Ни одной живой души.
Неужели ловушка? Неужели обманула записка? Голубь был поддельный, а настоящий военинженер Оберучев ничегошеньки не писал? И сейчас разом рванут два десятка тяжелых противобортовых мин, расставленных в оконных проемах?..
За те секунды Растов постарел на год.
Но мины не рванули.
И через минуту не рванули.
На самом деле все было проще, чем думал капитан в приливе нездоровых предчувствий.
Клоны, которые охраняли пленных, попросту спали. Включая часовых.
А когда часовые проснулись, то бросились наутек первыми.
Вслед за ними – побежали те, что проснулись чуть позже часовых…
И только съемочная группа «Золотого Канала» Глобального Вещания Великой Конкордии, состоящая из дюжины интеллигентного вида мужчин и скромных красивоглазых женщин, одетых кто в исподнее, а кто в пижаму, сдалась в плен в полном составе.
«Неужели все так просто?» – недоумевал Растов.
– Вот совпадение, да? – радовался Чориев. – Только что про киношников рассказывал… А тут телевизионщики!
– Нашаманил, шайтан, – одобрительно буркнул Субота.
– Где русские пленные? Говори, где находятся русские пленные! – потребовал Растов у мужчины в просторных оранжевых штанах и зеленой майке, который стоял впереди всех, горделиво вывернув назад плечи, выкатив неспортивную грудь и разведя в стороны руки со следами давно прошедшего романа с гантелями – он словно бы хотел закрыть телом своих товарищей, загородить, уберечь. (Растов знал: так обычно ведут себя прирожденные руководители.)
– Они… там! Где-то там! Спят! – дрожа всем телом, сказал мужчина в оранжевых штанах, кивнув на северное здание.
Растов жестом велел Суботе – мол, сходи-ка, разберись, а сам продолжил допрос.
– Где охрана фабрики? Сколько человек охраняет это место? Где посты охраны? – Типовой переводчик «Сигурд» исправно доносил прямые, как рельса, вопросы Растова до иноземной творческой интеллигенции, находящейся в состоянии, близком с обморочному.
– Тут было человек десять… Может, больше… Я не считал. Ночью обычно дежурили трое… Они хорошие люди были, не пехлеваны даже… Многие старше меня… Командир у них, Радхан, хвалился, что пять внуков у него… Вы, пожалуйста, их не убивайте… Все люди – братья.
«Братья оно-то, конечно, братья… Вот только зачем вы тогда войну затеяли?» – Растов нахмурился, но промолчал.

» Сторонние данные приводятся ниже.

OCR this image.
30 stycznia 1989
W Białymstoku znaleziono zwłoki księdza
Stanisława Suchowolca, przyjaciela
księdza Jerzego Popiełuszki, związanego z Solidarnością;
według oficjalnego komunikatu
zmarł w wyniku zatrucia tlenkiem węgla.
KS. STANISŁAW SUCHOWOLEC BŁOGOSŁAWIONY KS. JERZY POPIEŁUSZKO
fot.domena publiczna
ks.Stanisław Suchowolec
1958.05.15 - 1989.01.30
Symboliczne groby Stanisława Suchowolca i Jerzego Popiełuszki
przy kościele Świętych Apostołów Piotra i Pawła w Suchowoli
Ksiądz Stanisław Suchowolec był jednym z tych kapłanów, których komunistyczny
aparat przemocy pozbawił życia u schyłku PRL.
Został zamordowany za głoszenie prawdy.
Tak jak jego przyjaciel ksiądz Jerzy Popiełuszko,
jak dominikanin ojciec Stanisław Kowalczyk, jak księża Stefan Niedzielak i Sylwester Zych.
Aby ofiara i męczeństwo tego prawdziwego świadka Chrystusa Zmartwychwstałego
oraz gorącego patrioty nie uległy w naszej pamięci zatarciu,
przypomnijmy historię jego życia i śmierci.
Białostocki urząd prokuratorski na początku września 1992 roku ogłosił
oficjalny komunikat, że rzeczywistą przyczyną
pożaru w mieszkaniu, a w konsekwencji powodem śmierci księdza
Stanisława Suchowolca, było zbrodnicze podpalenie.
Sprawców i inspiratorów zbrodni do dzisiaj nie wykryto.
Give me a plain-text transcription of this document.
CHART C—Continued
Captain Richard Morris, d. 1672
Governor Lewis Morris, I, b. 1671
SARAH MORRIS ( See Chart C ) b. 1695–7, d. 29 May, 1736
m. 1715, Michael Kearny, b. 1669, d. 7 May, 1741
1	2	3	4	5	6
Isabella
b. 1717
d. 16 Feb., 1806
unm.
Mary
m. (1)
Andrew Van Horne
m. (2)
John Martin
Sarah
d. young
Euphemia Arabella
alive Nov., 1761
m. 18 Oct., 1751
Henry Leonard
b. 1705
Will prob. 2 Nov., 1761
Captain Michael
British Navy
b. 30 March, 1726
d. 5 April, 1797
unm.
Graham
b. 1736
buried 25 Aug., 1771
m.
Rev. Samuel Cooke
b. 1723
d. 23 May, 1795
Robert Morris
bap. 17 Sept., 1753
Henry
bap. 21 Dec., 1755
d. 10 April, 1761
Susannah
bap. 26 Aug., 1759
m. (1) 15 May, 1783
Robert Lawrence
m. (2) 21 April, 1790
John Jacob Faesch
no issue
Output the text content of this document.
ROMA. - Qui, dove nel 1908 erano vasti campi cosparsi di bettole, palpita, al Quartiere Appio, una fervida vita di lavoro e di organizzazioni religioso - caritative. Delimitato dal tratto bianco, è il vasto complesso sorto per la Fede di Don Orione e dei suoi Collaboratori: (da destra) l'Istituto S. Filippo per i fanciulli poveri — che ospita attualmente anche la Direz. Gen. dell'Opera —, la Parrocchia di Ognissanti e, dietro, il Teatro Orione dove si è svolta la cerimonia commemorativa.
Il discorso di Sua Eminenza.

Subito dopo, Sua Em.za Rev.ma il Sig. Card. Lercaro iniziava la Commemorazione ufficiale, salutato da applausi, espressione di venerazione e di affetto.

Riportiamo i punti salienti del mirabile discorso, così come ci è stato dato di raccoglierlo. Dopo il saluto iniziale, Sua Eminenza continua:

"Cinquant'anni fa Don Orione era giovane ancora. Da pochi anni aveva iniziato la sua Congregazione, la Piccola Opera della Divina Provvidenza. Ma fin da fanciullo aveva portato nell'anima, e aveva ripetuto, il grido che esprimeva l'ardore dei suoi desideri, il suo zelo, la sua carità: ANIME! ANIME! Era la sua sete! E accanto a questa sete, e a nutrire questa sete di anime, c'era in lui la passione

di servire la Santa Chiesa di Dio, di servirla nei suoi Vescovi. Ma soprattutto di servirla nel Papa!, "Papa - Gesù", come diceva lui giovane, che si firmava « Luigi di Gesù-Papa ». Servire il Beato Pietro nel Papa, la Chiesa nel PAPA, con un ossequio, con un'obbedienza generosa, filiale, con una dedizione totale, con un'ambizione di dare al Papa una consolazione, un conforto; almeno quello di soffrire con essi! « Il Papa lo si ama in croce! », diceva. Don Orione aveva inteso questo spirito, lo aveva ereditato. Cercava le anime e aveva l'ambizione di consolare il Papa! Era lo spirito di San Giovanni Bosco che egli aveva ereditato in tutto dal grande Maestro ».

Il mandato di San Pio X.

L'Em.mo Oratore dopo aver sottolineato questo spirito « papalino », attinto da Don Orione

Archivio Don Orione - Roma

Из сказанного смуглым лидером съемочной группы следовало, что шелковая фабрика серьезной охраны не имела. Если у командира Радхана пятеро внуков, значит, ему наверняка лет шестьдесят… Хороший возраст для адмирала, но, согласимся, не самый подходящий для командира взвода.
Вывод напрашивался сам: фабрику охраняли убеленные сединами демы из резерва второй очереди. Простые операторы машинного доения верблюдов, которых милитаристы из Народного Дивана обрядили в форму и потащили через тысячу парсеков геройствовать, обезумели от страха, завидев первый в жизни русский танк…
Вот и весь секрет быстрой победы.
«Где-то даже обидно для претенциозного командира», – честно отметил Растов.
Глава 6
Одним махом – восьмерых к монахам
Январь, 2622 г.
Шелковая фабрика
Планета Грозный, система Секунда
Тем временем возвратился Субота.
Даже в свете фар было видно, что его простоватое лицо сияет ликованием. Стрелок-оператор победно размахивал руками и неостановимо жестикулировал – по своей дурацкой привычке завсегдатая рок-концертов для подростков из неблагополучных семей.
– Мы победили! Наши спасены! – кричал Субота. – Они там!
– А почему сами не вышли?
– Да одеваются они! Умываются! Ночь же вроде на дворе! Давили спатку!
Вскоре выяснилось, что пленные так умаялись за двенадцатичасовую смену на фабрике, что и впрямь спали без задних ног. И никто из них даже не слышал, как во двор их тюрьмы въехали грохочущие машины-спасители.
Да, пленные действительно работали! Двенадцатичасовую смену!
Но вовсе не потому, что Великой Конкордии вдруг захотелось высокосортного шелка с планеты Грозный – того самого, о котором знатоки отрасли слагали поэмы в прозе. А потому, что дирекция «Золотого Канала» решила: чтобы угодить Народному Дивану, нужно снять цикл репортажей с широким общественно-политическим звучанием. О том, как друджванты, изъятые бриллиантовой рукой Ахура-Мазды из своей упадочнической и паразитической среды, познают радости честного производительного труда на благо дружбы народов. (Бенефициантом таковой подразумевалась знающая толк в прекрасном аристократия Великой Конкордии, для которой-то и понашьют из этого шелка постельного белья, трусов и халатов.)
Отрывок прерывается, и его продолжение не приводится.